The reliability of information psychotherapists are given to work with is not always dependable. This can be a problem when important clinical, relational, or criminal outcomes depend on uncorroborated renditions of critical events. The need for certainty in these circumstances is seldom accompanied by the means.

Therapists are generally not in a position to reconcile doubts that arise from the limited, subjective, and sometimes contradictory information they've been given to work with.

This study examined the incidence, influence, accommodation, and tolerance of therapists' doubt. Ninety-seven psychotherapists were surveyed about doubt's prevalence in their work, how they manage it, and whether doubting the factual bases for their conclusions limits their confidence to intervene.
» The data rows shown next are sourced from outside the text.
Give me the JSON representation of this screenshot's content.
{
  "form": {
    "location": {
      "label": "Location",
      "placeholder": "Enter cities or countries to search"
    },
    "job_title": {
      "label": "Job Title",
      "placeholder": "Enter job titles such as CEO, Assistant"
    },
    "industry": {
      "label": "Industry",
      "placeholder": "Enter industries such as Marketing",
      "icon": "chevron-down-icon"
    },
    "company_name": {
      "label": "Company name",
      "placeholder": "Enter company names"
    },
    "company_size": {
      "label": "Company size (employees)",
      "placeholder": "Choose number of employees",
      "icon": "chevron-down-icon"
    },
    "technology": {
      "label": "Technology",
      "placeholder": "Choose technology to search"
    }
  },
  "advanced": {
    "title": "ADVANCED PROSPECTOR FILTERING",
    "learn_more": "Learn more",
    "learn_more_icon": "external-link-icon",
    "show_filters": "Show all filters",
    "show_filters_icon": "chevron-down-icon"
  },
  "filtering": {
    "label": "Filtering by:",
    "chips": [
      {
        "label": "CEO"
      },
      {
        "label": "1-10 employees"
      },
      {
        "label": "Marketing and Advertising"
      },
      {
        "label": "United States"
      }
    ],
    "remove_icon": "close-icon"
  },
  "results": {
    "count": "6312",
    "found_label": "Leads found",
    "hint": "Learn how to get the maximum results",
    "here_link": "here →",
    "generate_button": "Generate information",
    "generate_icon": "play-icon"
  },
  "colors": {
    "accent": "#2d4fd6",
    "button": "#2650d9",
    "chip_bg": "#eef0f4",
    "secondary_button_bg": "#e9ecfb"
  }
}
The subjective reliability of a supplied story (doubt-belief) and subsequent ability to act based on one's grasp of the described situation (therapeutic confidence), are distinguished as variables.

The existence of a saturation point--where a therapist's doubts become great enough to preempt the confidence necessary to continue a treatment--is introduced and tested.

Ninety-seven percent of the therapists sampled encountered therapy-effecting doubt in their work and reported diverse and proactive responses when confronted with factual uncertainty.

The majority was inclined to actively pursue resolution, resist polarization, favor their suspicions, adjust for hyperbole, accept occasional dissimilitude as culturally normal, scrutinize peer input, use base rates to assess reliability, and let doubt pique their interest.

Our survey did not find a significant relationship between doubt and therapeutic confidence, though their independence was substantiated.

Their correspondence is apparently more complex (and possibly symbiotic) than simply correlative. The existence of a boundary to practitioner's therapeutic confidence was broadly supported by 97% of the sample with 20% having actually encountered it.

Whether therapists respect their misgivings or simply accept what they are told verbatim is going to influence the relationship, the work, and ultimately its therapeutic potential.

Evidence of doubt's ubiquity, the articulation of subjective reliability (doubt) and therapeutic confidence as distinct variables, and the substantiation of a boundary to clinician's confidence offer points of departure for further research on doubt and its sequelae.